Porque a falta de galerias de arte, em si mesmo talvez pouco relevante,
deve ver-se como um índice do seu mais atrasado desenvolvimento
cultural e este é, hoje, na Europa, a condição necessária à
competitividade económica. O textil e a moda, o mobiliário e o
«design», por exemplo, são alianças que condicionam a sobrevivência de
sectores produtivos tradicionais — e Serralves nunca conseguiu ser mais
do que um «ghetto» culturalista, sem pontes operativas com os seus
mecenas fundadores.
O que é grave, igualmente, é a desproporção entre os investimentos
públicos na Cultura feitos na Galiza do popular Fraga Iribarne e
ausência de iniciativa regional do lado português ou a desorientação
das câmaras, socialistas ou não. O que é grave, ainda, é a inexistência
de orgãos próprios da região, como a Xunta, que se constituam como
interlocutores e protagonistas.
É neste quadro que decorre, até terça-feira, em Matosinhos, na
Exponorte, a 2ª Feira de Arte Contemporânea (FAC'96) em simultâneo com
o 2º Forum Atlântico (Forum'96), reunindo perto de meia centena de
galerias dos dois países: 14 de Lisboa, 12 do Porto e também de Almada,
Setúbal, Guimarães, Braga, Aveiro e Tavira; e 13 galerias espanholas,
de Vigo, Corunha, San Sebastian, Santander, Ourense, Santiago,
Victória, Bilbao, Las Palmas e Tenerife.
A FAC teve a sua primeira edição em 1995, na FIL, retomando a
experiência dos «Foruns» que decorreram em 1988-9, antes das convulsões
do mercado de arte e do regime sub-cultural de Santana Lopes.
Organizada como uma feira de galerias tradicional, por iniciativa da
Associação Portuguesa de Galerias de Arte, a feira anterior já foi (e
esta sê-lo-á mais ainda) o espelho de um panorama artístico
profundamente modificado, onde a reanimação do sector passa por novas
condições da circulação e pelo estilhaçar das fronteiras anteriores
entre os níveis ditos culturais e os agentes «meramente» comerciais,
sobre um fundo geral de descredibilização dos circuitos institucionais
O Forum'96, por sua vez, sucede a uma estreia em Santiago de Compostela, também há um ano, e tem por desígnio «a criação de um ponto de encontro das culturas atlânticas, na perspectiva luso-galaica», com carácter itinerante que o fará a alternar entre a Galiza e o Norte de Portugal. Marcado pelo forte voluntarismo galego, que se antecipa à dinâmica de um mercado de arte ainda débil, o Forum tem «características iminentemente culturais» e é simultaneamente um espaço aberto a instituições e fundações, que aí apresentam as suas iniciativas no campo das artes plásticas. Seis instituições espanholas estão representadas em Matosinhos, ao lado de 15 portuguesas anunciadas, municipais, associativas e outras, como Serralves e a EXPO.

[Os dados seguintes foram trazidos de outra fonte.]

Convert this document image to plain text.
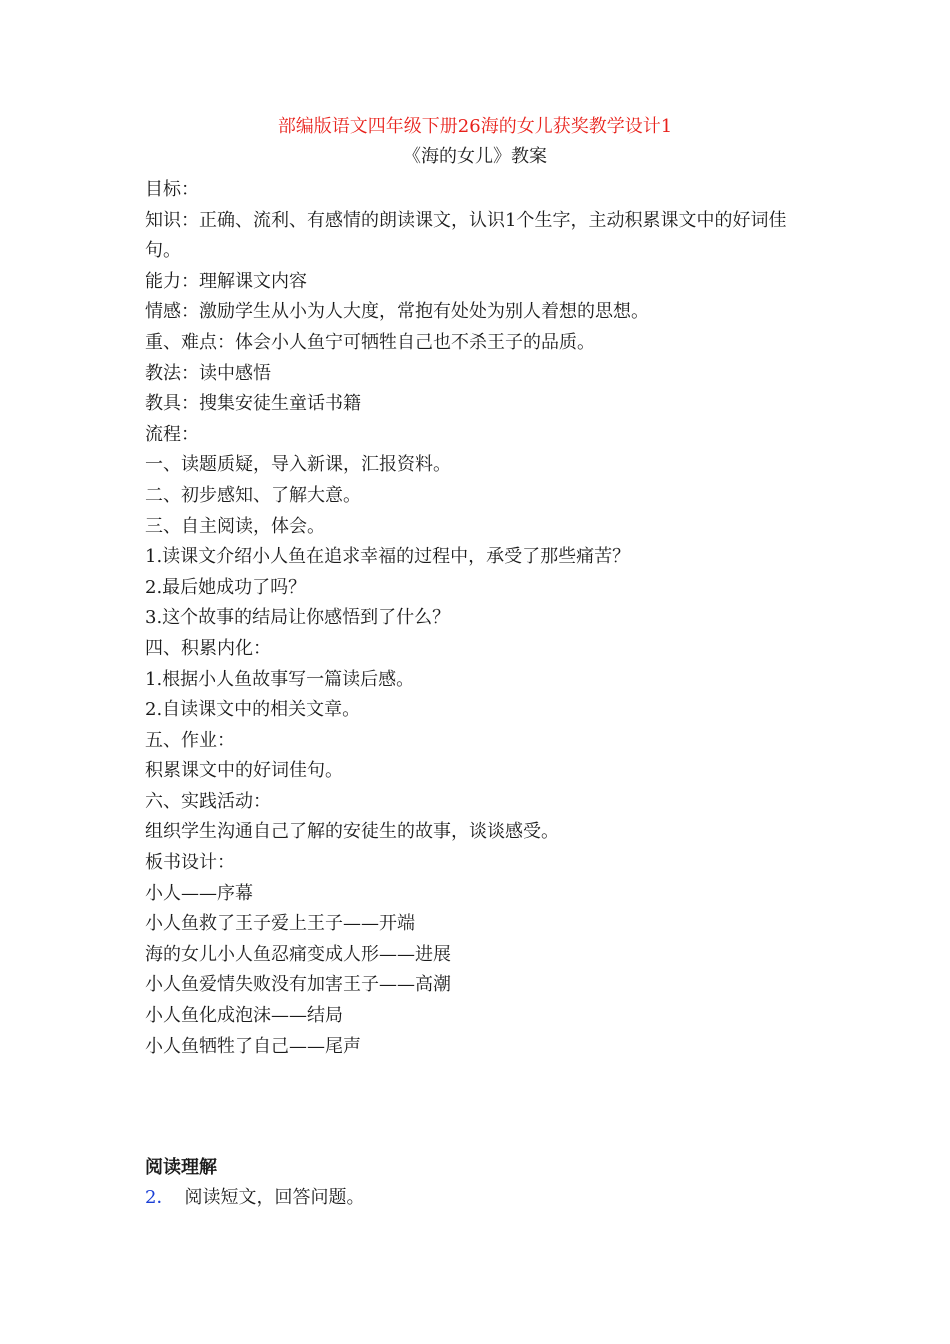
部编版语文四年级下册26海的女儿获奖教学设计1

《海的女儿》教案

目标：

知识：正确、流利、有感情的朗读课文，认识1个生字，主动积累课文中的好词佳句。

能力：理解课文内容

情感：激励学生从小为人大度，常抱有处处为别人着想的思想。

重、难点：体会小人鱼宁可牺牲自己也不杀王子的品质。

教法：读中感悟

教具：搜集安徒生童话书籍

流程：

一、读题质疑，导入新课，汇报资料。

二、初步感知、了解大意。

三、自主阅读，体会。

1.读课文介绍小人鱼在追求幸福的过程中，承受了那些痛苦？

2.最后她成功了吗？

3.这个故事的结局让你感悟到了什么？

四、积累内化：

1.根据小人鱼故事写一篇读后感。

2.自读课文中的相关文章。

五、作业：

积累课文中的好词佳句。

六、实践活动：

组织学生沟通自己了解的安徒生的故事，谈谈感受。

板书设计：

小人——序幕

小人鱼救了王子爱上王子——开端

海的女儿小人鱼忍痛变成人形——进展

小人鱼爱情失败没有加害王子——高潮

小人鱼化成泡沫——结局

小人鱼牺牲了自己——尾声

阅读理解

2． 阅读短文，回答问题。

Não surpreende, por tudo isto, que se intitule «Arte Ibérica» a nova
revista que José Sousa Machado lançará durante a feira, para ocupar o
espaço deixado vago pela «Artes & Leilões». Pensada para intervir
num mercado mais vasto que o nacional, a revista será lançada em versão
conjunta portuguesa e galega, prevendo-se uma versão em castelhano a
partir de Fevereiro.
O «Arco Atlântico», de que o desdobrável, o Forum e a revista são
sucessivas expressões, é um eixo de cumplicidades estratégicas e
competitividades inter-regionais que amplia os dinamismos locais e que
é capaz de alterar positivamente as relações entre o Porto e Lisboa,
entre a Galiza e Madrid, entre Portugal e Espanha, entre Lisboa e
Bruxelas, etc. O que se passa no terreno da arte e da cultura é sempre
sintoma ou antecipação de outros fenómenos profundos.

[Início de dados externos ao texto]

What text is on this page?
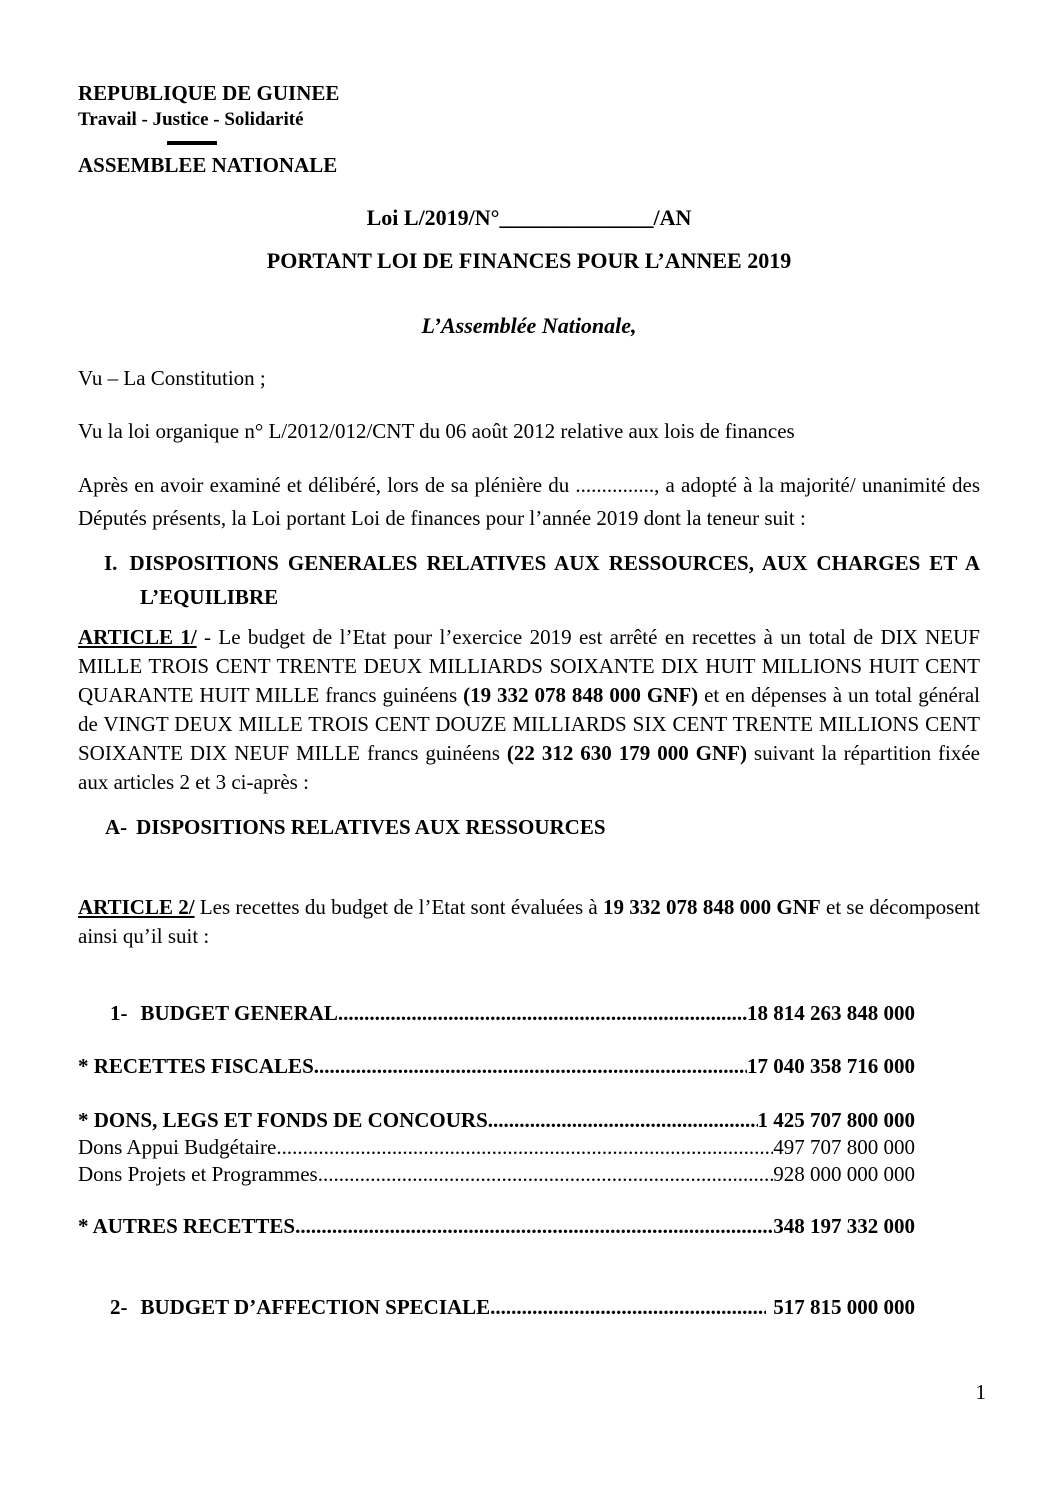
REPUBLIQUE DE GUINEE
Travail - Justice - Solidarité
ASSEMBLEE NATIONALE
Loi L/2019/N°______________/AN
PORTANT LOI DE FINANCES POUR L’ANNEE 2019
L’Assemblée Nationale,
Vu – La Constitution ;
Vu la loi organique n° L/2012/012/CNT du 06 août 2012 relative aux lois de finances
Après en avoir examiné et délibéré, lors de sa plénière du ..............., a adopté à la majorité/ unanimité des Députés présents, la Loi portant Loi de finances pour l’année 2019 dont la teneur suit :
I. DISPOSITIONS GENERALES RELATIVES AUX RESSOURCES, AUX CHARGES ET A L’EQUILIBRE
ARTICLE 1/ - Le budget de l’Etat pour l’exercice 2019 est arrêté en recettes à un total de DIX NEUF MILLE TROIS CENT TRENTE DEUX MILLIARDS SOIXANTE DIX HUIT MILLIONS HUIT CENT QUARANTE HUIT MILLE francs guinéens (19 332 078 848 000 GNF) et en dépenses à un total général de VINGT DEUX MILLE TROIS CENT DOUZE MILLIARDS SIX CENT TRENTE MILLIONS CENT SOIXANTE DIX NEUF MILLE francs guinéens (22 312 630 179 000 GNF) suivant la répartition fixée aux articles 2 et 3 ci-après :
A- DISPOSITIONS RELATIVES AUX RESSOURCES
ARTICLE 2/ Les recettes du budget de l’Etat sont évaluées à 19 332 078 848 000 GNF et se décomposent ainsi qu’il suit :
1- BUDGET GENERAL .....	18 814 263 848 000
* RECETTES FISCALES .....	17 040 358 716 000
* DONS, LEGS ET FONDS DE CONCOURS .....	1 425 707 800 000
Dons Appui Budgétaire .....	497 707 800 000
Dons Projets et Programmes .....	928 000 000 000
* AUTRES RECETTES .....	348 197 332 000
2- BUDGET D’AFFECTION SPECIALE .....	517 815 000 000
1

Entretanto, recomenda-se vivamente, como complemento da visita à
FAC/Forum, uma passagem mesmo rápida pelas galerias do Porto. A cidade
vai mudando, mais depressa que Lisboa.
Nenhuma ordem ou regra permite sistematizar o panorama. A Zen deu lugar
à nova 111, em espaços luxuosamente reconstruídos, estreados por Graça
Morais, mas adiante deve visitar-se a exposição inaugural da Galeria
André Viana, aberta por um jovem de 20 anos e juntando Sarmento,
Gaetan, Albuquerque Mendes e Helena Almeida. A Gal. Pedro Oliveira
apresenta Francisco Leiro, um escultor galego instalado em Nova Iorque
e representado pela Marlborough, e ao lado instalou-se a Gal. Por Amor
à Arte, animada pelo pintor Augusto Canedo, onde se acolhem duas
artistas de Valência.
A Módulo só vai às feiras de Basileia e Bruxelas e inaugura hoje José
Loureiro, depois de mostrar a nova-iorquina Sue Williams. A Gal.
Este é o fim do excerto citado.